In the past his family bought stockers and took advantage of grazing opportunities from their wheat land. But with higher calf prices, they selected the leasing pasture route.
“In a normal year we lease pasture at $4 per hundredweight,” he says. Stockers are usually placed on irrigated wheat in the fall at about 400 pounds. The stocking rate is about one calf per acre. The 400-pound calves generate about $16 per month per head, solid cash flow over the winter.
But does he have the cattle pulled or let them remain on pasture for another month and a half? High feed grain prices mean feedyards want heavier cattle to reduce feed costs. So more cattlemen want that extra grazing time.
Derrell Peel, Oklahoma State University Extension economist, says farmers may give up four to five bushels of wheat in a full grazing program. That’s $32 per acre lost at an $8 price.
With the stout wheat price, Cleavinger is choosing the March 15 or sooner rule of pulling cattle off wheat to allow for full grain development. Because of rapid plant growth in the spring, stocking rates can usually be doubled in a graze-out program. But the wheat cannot be harvested.
Also, in a graze-out program, cattle would be larger, about 600 pounds, putting the lease rate at $4 times 6 hundredweight times 2 animals, says Steve Amosson, Texas A&M Extension economist. That pushes the leased return to $48 per month, or $96 for the two months. That’s a good return, but won’t fly with $8 wheat.
For Cleavinger, it still wouldn’t come close to covering what he would receive from producing a 50 to 60-bushel wheat crop, even if winter grazing reduces yields. However, he says there can be added risk in pulling them off early.
“Weather is the biggest factor, even with irrigation,” he says. “If the wheat heads out too early and we get a freeze, we can really be hurt. It goes back to the individual farmer. What type of risk is he willing to take?”

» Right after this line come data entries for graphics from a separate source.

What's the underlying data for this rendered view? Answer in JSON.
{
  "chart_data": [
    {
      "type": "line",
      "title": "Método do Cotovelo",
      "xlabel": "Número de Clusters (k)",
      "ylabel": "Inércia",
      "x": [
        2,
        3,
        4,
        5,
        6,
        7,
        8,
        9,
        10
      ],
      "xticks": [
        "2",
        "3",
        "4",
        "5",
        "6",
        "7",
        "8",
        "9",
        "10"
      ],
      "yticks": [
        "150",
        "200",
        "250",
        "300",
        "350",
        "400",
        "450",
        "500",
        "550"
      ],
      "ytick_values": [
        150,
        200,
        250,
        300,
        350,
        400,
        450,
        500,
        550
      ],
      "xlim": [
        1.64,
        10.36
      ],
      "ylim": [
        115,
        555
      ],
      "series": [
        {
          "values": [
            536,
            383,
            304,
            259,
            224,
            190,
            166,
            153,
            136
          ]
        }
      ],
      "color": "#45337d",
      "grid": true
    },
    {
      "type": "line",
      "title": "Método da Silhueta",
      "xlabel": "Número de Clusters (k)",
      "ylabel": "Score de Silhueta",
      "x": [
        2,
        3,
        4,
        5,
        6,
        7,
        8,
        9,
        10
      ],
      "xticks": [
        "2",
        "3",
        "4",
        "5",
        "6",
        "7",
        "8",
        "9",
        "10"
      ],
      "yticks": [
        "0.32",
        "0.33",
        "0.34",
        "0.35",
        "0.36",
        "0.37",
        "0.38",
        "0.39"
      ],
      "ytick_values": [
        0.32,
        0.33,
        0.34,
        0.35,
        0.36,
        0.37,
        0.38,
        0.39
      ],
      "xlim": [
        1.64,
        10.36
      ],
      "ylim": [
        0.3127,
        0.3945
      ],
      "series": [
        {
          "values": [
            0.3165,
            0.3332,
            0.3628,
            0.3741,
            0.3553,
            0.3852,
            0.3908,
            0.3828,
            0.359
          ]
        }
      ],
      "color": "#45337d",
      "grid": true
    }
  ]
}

He likes the winter grazing for the boost in cash flow. “Plus, if we get hailed-out in the spring, we still have some income from the wheat,” says Cleavinger.
In a typical grazing program, stocking rates are usually one animal per 1 to 1.35 acres. If a producer owns the cattle and grazes them over winter, it’s often been a cattle-before-grain situation.
That’s different now, with the higher grain price. If the stocking rate is doubled to two head per acre and the anticipated gain is 2.3 pounds a day, then 60 extra days on pasture would produce an additional 276 pounds. If the value of the cattle is $1.08 per pound, that’s about an extra $298 of income per acre, or $149 per head.
Compare that to pulling the cattle the first week in March and harvesting wheat for grain. A 50-bushel crop at $8 would gross $400 per acre (excluding harvest cost and other input). “If you own the cattle it’s a little more interesting decision,” says Amosson, “but you would still be giving up significant revenues by grazing-out at current wheat prices.”
Of course, with the volatility in both wheat and cattle prices, there’s no guarantee of either $1.08 per pound price when cattle are pulled in early May or $8 when wheat is harvested in June or July. So early marketing to lock in a good price may be warranted, says Cleavinger.